The impact of nevirapine- versus protease inhibitor-based regimens on virological markers of HIV-1 persistence during seemingly suppressive ART

Maja Kiselinova; Maria Anna; Eva Malatinkova; Karen Vervish; Apostolos Beloukas; Peter Messiaen; Pawel Bonczkowski; Wim Trypsteen; Steven Callens; Chris Verhofstede; Ward De Spiegelaere; Linos Vandekerckhove

doi:10.7448/IAS.17.4.19823

The impact of nevirapine- versus protease inhibitor-based regimens on virological markers of HIV-1 persistence during seemingly suppressive ART

J Int AIDS Soc. 2014 Nov 2;17(4 Suppl 3):19823. doi: 10.7448/IAS.17.4.19823. eCollection 2014.

Affiliations

¹ Internal Medicine and Infectious Diseases, Ghent University Hospital, Ghent, Belgium.
² Clinical Infection, Microbiology and Immunology, University of Liverpool, Liverpool, UK.
³ Infectious Diseases and Immunity, Jessa Hospital, Hasselt, Belgium.
⁴ AIDS Reference Laboratory, Ghent University Hospital, Ghent, Belgium.

Abstract

Introduction: The source and significance of residual plasma HIV-1 RNA detection during suppressive ART remain controversial. It has been proposed that nevirapine (NVP)-based regimens achieve a greater HIV-1 RNA suppression than regimens containing a protease inhibitor (PI). The aim of this study was to compare the effect of receiving NVP- vs PI-based ART on the virological markers of HIV persistence in peripheral blood.

Material and methods: The study population comprised 161 HIV-1 infected patients receiving either NVP-based (n=81) or PI-based (n=80) ART and showing a HIV-1 RNA load stably suppressed <40 copies/mL for median of 5.2 years (IQR 2.2-8.0). Residual viraemia was detected by real-time PCR with 50% and 95% detection thresholds of 1 and 3 HIV-1 RNA copies/mL, respectively. Cell-associated (CA) unspliced HIV-1 RNA, total HIV-1 DNA and 2 LTR circles were quantified in peripheral blood mononuclear cells (PBMCs) using droplet digital PCR. Groups were compared by standard non-parametric tests; factors associated with HIV-1 detection were analyzed by univariate regression analysis and generalized linear models (SPSS® V22 and Rstudio).
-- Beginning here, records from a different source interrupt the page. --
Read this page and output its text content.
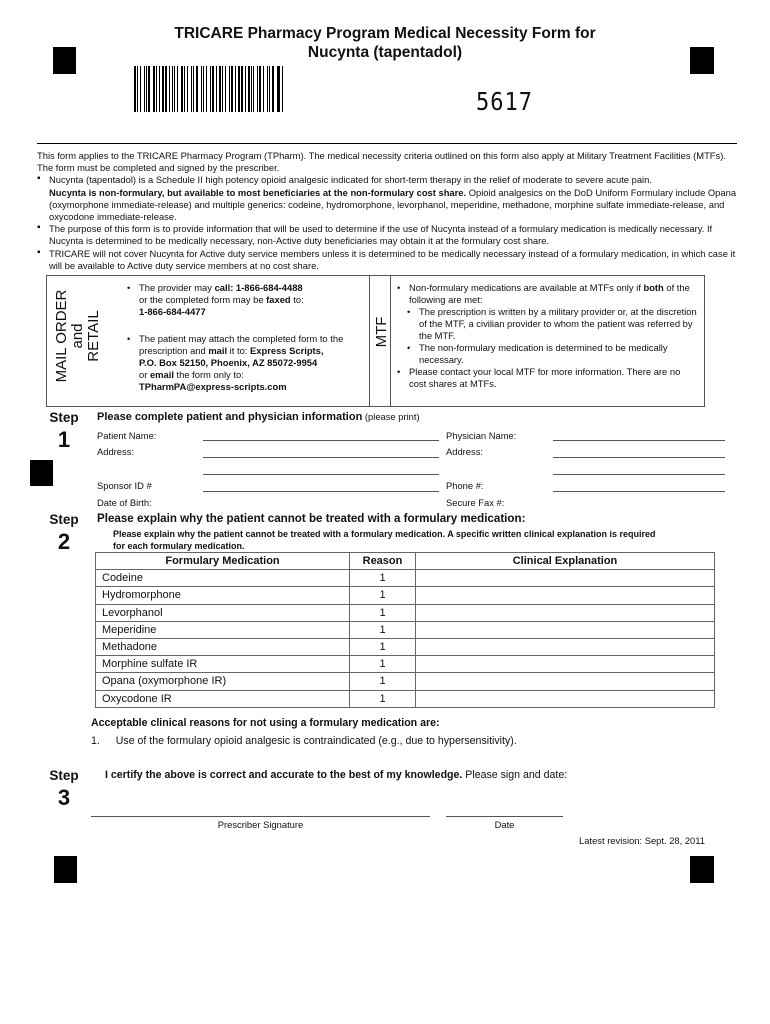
TRICARE Pharmacy Program Medical Necessity Form for
Nucynta (tapentadol)
5617

This form applies to the TRICARE Pharmacy Program (TPharm). The medical necessity criteria outlined on this form also apply at Military Treatment Facilities (MTFs). The form must be completed and signed by the prescriber.

▪ Nucynta (tapentadol) is a Schedule II high potency opioid analgesic indicated for short-term therapy in the relief of moderate to severe acute pain.
Nucynta is non-formulary, but available to most beneficiaries at the non-formulary cost share. Opioid analgesics on the DoD Uniform Formulary include Opana (oxymorphone immediate-release) and multiple generics: codeine, hydromorphone, levorphanol, meperidine, methadone, morphine sulfate immediate-release, and oxycodone immediate-release.
▪ The purpose of this form is to provide information that will be used to determine if the use of Nucynta instead of a formulary medication is medically necessary. If Nucynta is determined to be medically necessary, non-Active duty beneficiaries may obtain it at the formulary cost share.
▪ TRICARE will not cover Nucynta for Active duty service members unless it is determined to be medically necessary instead of a formulary medication, in which case it will be available to Active duty service members at no cost share.
MAIL ORDER and RETAIL
• The provider may call: 1-866-684-4488
or the completed form may be faxed to:
1-866-684-4477
• The patient may attach the completed form to the prescription and mail it to: Express Scripts,
P.O. Box 52150, Phoenix, AZ 85072-9954
or email the form only to:
TPharmPA@express-scripts.com
MTF
• Non-formulary medications are available at MTFs only if both of the following are met:
• The prescription is written by a military provider or, at the discretion of the MTF, a civilian provider to whom the patient was referred by the MTF.
• The non-formulary medication is determined to be medically necessary.
• Please contact your local MTF for more information. There are no cost shares at MTFs.
Step
1
Please complete patient and physician information (please print)
Patient Name:
Address:
Sponsor ID #
Date of Birth:
Physician Name:
Address:
Phone #:
Secure Fax #:
Step
2
Please explain why the patient cannot be treated with a formulary medication:
Please explain why the patient cannot be treated with a formulary medication. A specific written clinical explanation is required
for each formulary medication.
Formulary Medication	Reason	Clinical Explanation
Codeine	1	
Hydromorphone	1	
Levorphanol	1	
Meperidine	1	
Methadone	1	
Morphine sulfate IR	1	
Opana (oxymorphone IR)	1	
Oxycodone IR	1	
Acceptable clinical reasons for not using a formulary medication are:
1. Use of the formulary opioid analgesic is contraindicated (e.g., due to hypersensitivity).
Step
3
I certify the above is correct and accurate to the best of my knowledge. Please sign and date:
Prescriber Signature	Date
Latest revision: Sept. 28, 2011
Results: Plasma HIV-1 RNA was detected in 37/81 (45.7%) and 47/80 (58.8%) subjects on NVP- and PI-based ART, with median (IQR) levels of 5 (3-6) and 5 (3-8) copies/mL, respectively. HIV-1 RNA detection was associated with shorter duration of suppressive ART regardless of treatment arm (p=0.007), and lower CD4 nadir (p=0.015). HIV-1 DNA levels were median 282 (120-484) and 213 (87-494) copies/106 PBMCs in the two groups respectively, and were lowest (<100 copies/106 PBMCs) in subjects with lower plasma HIV-1 RNA (p=0.049), CA unspliced HIV-1 RNA (p=0.0001), 2 LTR circles (p=0.005) and pre-ART HIV-1 RNA load (p=0.0001).

Conclusions: In this comprehensive characterization of patients on long-term suppressive ART, we did not observe evidence for a greater suppressive activity of NVP-based over PI-based therapy on plasma and intracellular markers of virus persistence. Overall excellent correlation was observed between the markers, allowing the identification of a subset of treated patients with low HIV-1 expression as an important cohort for future HIV cure studies.